O mais bem avaliado filme sérvio nos entrega um Noir bem construído, embora não inovador em trabalhos do gênero. As atuações ajudam no roteiro que, por mais que tenha qualidade, é básico: não há grandes reviravoltas e, as que tem, acabam sendo previsíveis. Exceção para os últimos vinte minutos.

Em alguns momentos, a angústia frente ao assassinato e o não-contato do mandante do crime, somado às cenas em que ele está relatando para a polícia, dão um toque Crime e Castigo ao filme. Logo se desmanchou, mas pessoalmente falando, acredito que poderia ter levado a história para um patamar acima.
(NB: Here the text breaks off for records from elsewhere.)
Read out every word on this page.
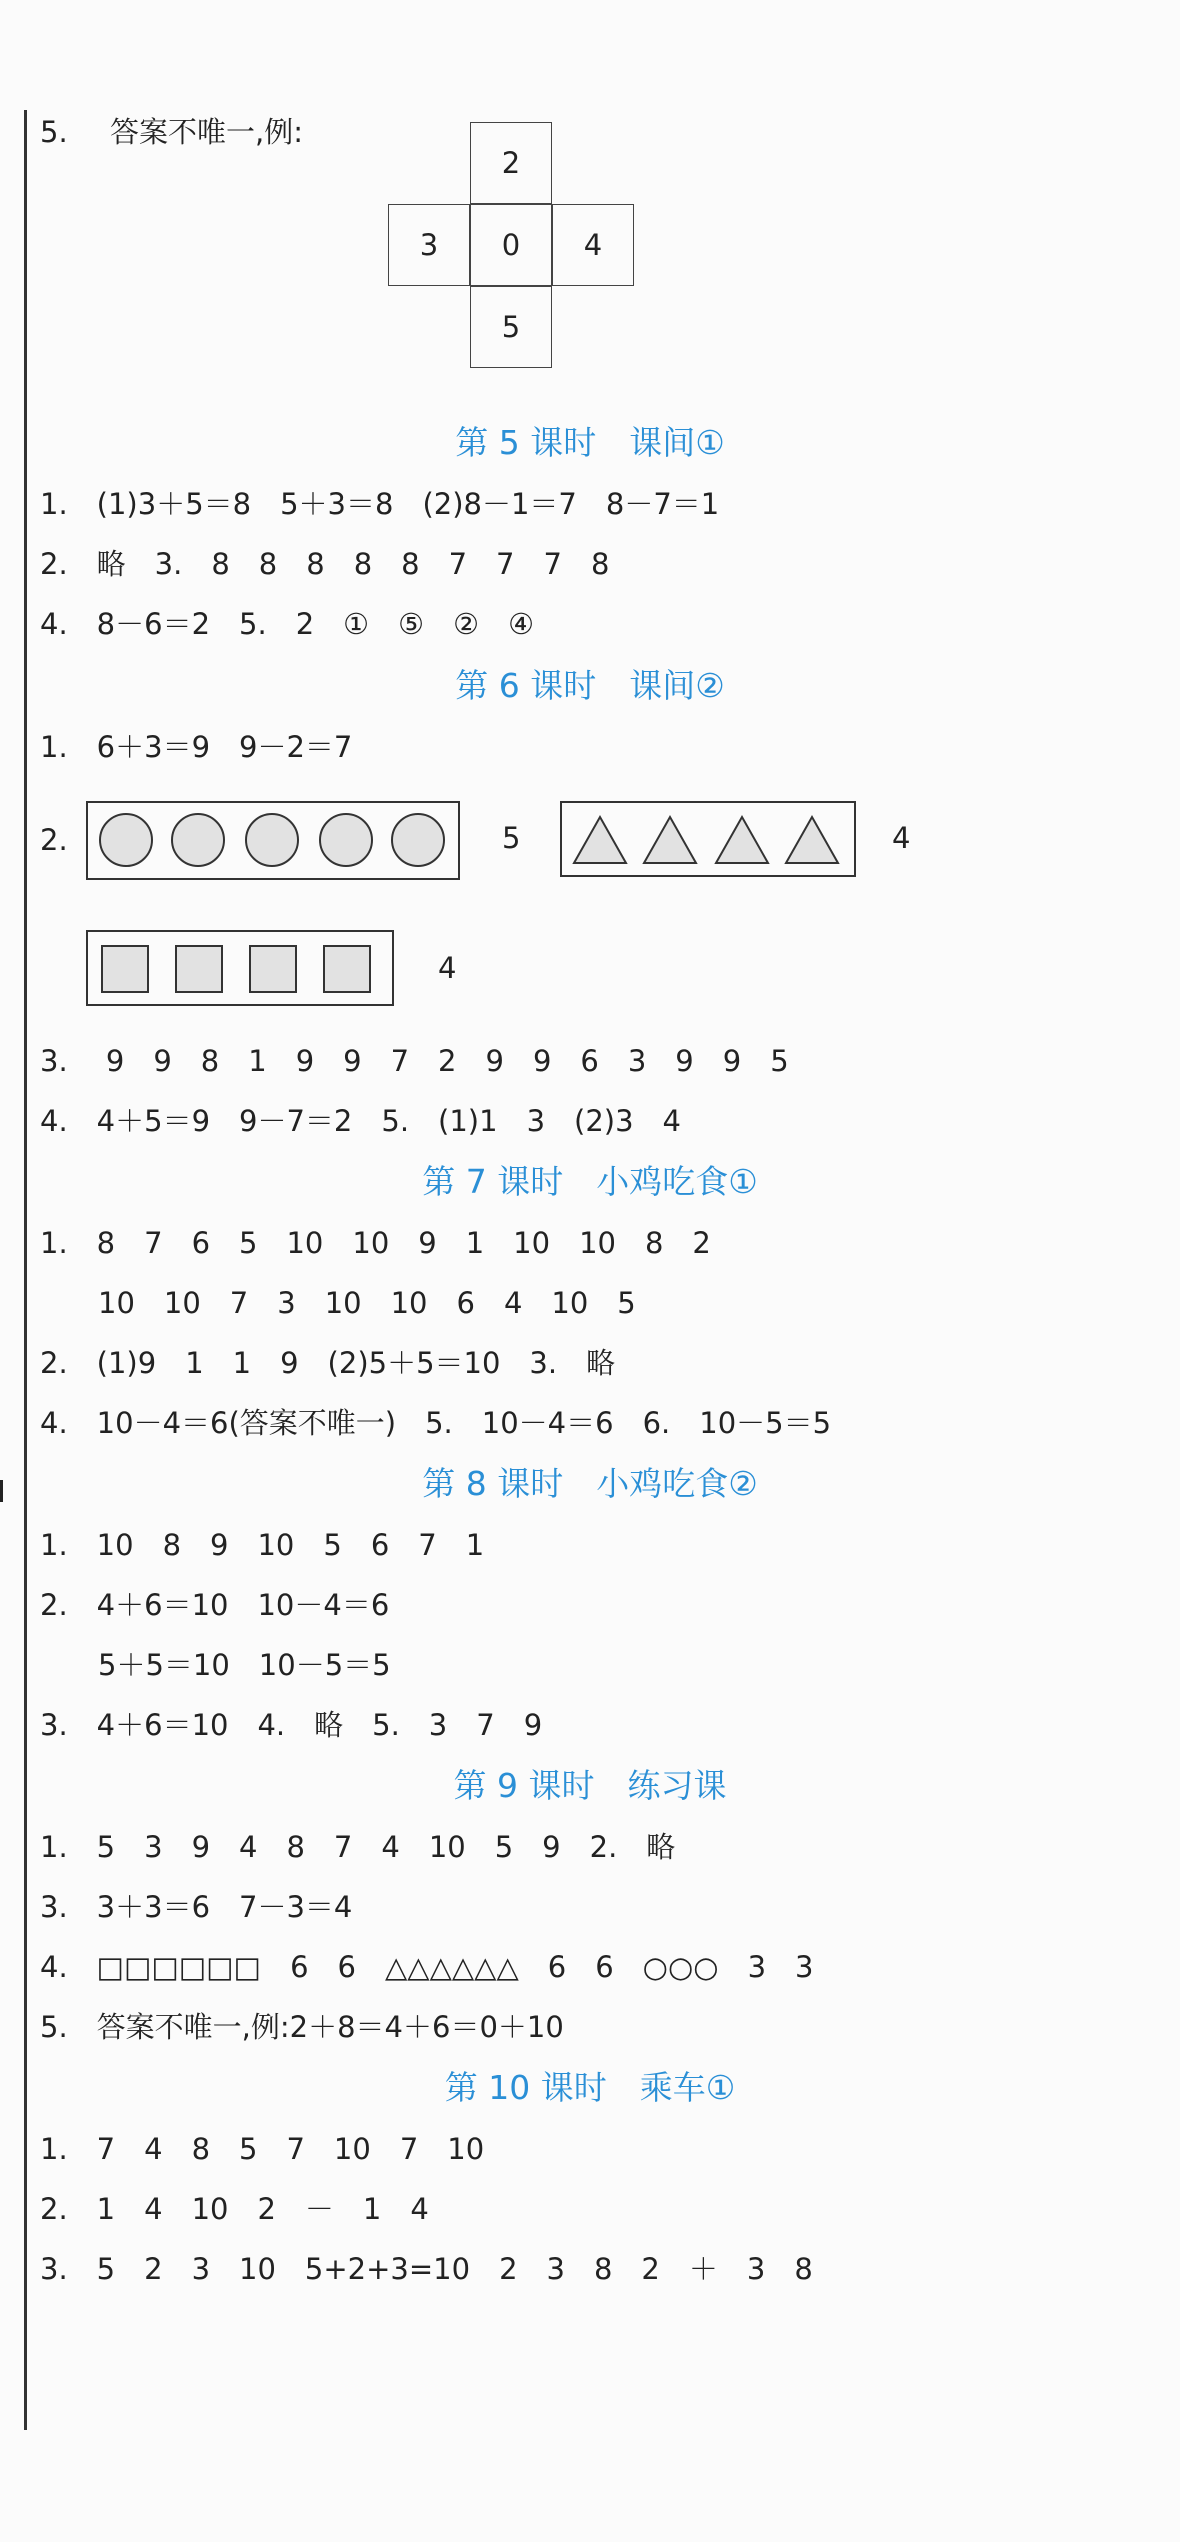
5. 答案不唯一,例:
2
3	0	4
5
第 5 课时　课间①
1.　(1)3＋5＝8　5＋3＝8　(2)8－1＝7　8－7＝1
2.　略　3.　8　8　8　8　8　7　7　7　8
4.　8－6＝2　5.　2　①　⑤　②　④
第 6 课时　课间②
1.　6＋3＝9　9－2＝7
2.	5	4
4
3.　 9　9　8　1　9　9　7　2　9　9　6　3　9　9　5
4.　4＋5＝9　9－7＝2　5.　(1)1　3　(2)3　4
第 7 课时　小鸡吃食①
1.　8　7　6　5　10　10　9　1　10　10　8　2
　　10　10　7　3　10　10　6　4　10　5
2.　(1)9　1　1　9　(2)5＋5＝10　3.　略
4.　10－4＝6(答案不唯一)　5.　10－4＝6　6.　10－5＝5
第 8 课时　小鸡吃食②
1.　10　8　9　10　5　6　7　1
2.　4＋6＝10　10－4＝6
　　5＋5＝10　10－5＝5
3.　4＋6＝10　4.　略　5.　3　7　9
第 9 课时　练习课
1.　5　3　9　4　8　7　4　10　5　9　2.　略
3.　3＋3＝6　7－3＝4
4.　□□□□□□　6　6　△△△△△△　6　6　○○○　3　3
5.　答案不唯一,例:2＋8＝4＋6＝0＋10
第 10 课时　乘车①
1.　7　4　8　5　7　10　7　10
2.　1　4　10　2　－　1　4
3.　5　2　3　10　5+2+3=10　2　3　8　2　＋　3　8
O Sonho de Wadjda (Haifaa Al-Mansour, 2012)
IMDB: http://www.imdb.com/title/tt2258858/
★★★★★★★★✩✩
Sinopse

Wadjda é uma menina de 12 anos que mora no subúrbio de Riade, capital da Arábia Saudita. Embora ela viva em uma cultura conservadora, é uma garota cheia de vida, que usa calça jeans, tênis all star, escuta rock-n’-roll e deseja apenas uma coisa: comprar uma bicicleta e disputar uma corrida com seu melhor amigo Abdallah. Mas, em uma sociedade que diz que as bicicletas são apenas para os meninos porque podem ser perigosas para a virtude das meninas, ela enfrentará muitas dificuldades para realizar seu sonho.

Uma pérola escondida em meio ao deserto.

O filme, apenas por seu contexto, já vale o compartilhamento e exibição: a diretora, Haifaa al-Mansour, é a primeira diretora mulher da Arábia Saudita. Em seu primeiro longa, O Sonho de Wadjda, ela nos entrega uma enorme crítica a sociedade saudi-arábico e seu fundamentalismo que resulta na privação da liberdade feminina.

Há tempos não assistia um filme em que sentia afeição pelo(a) protagonista como ocorreu com a Wadjda. A construção da personagem é tão bem feita que até em suas contradições, quando a garota é colocada contra outras e se omite, basta um olhar pesaroso para captarmos sua confusão e culpa.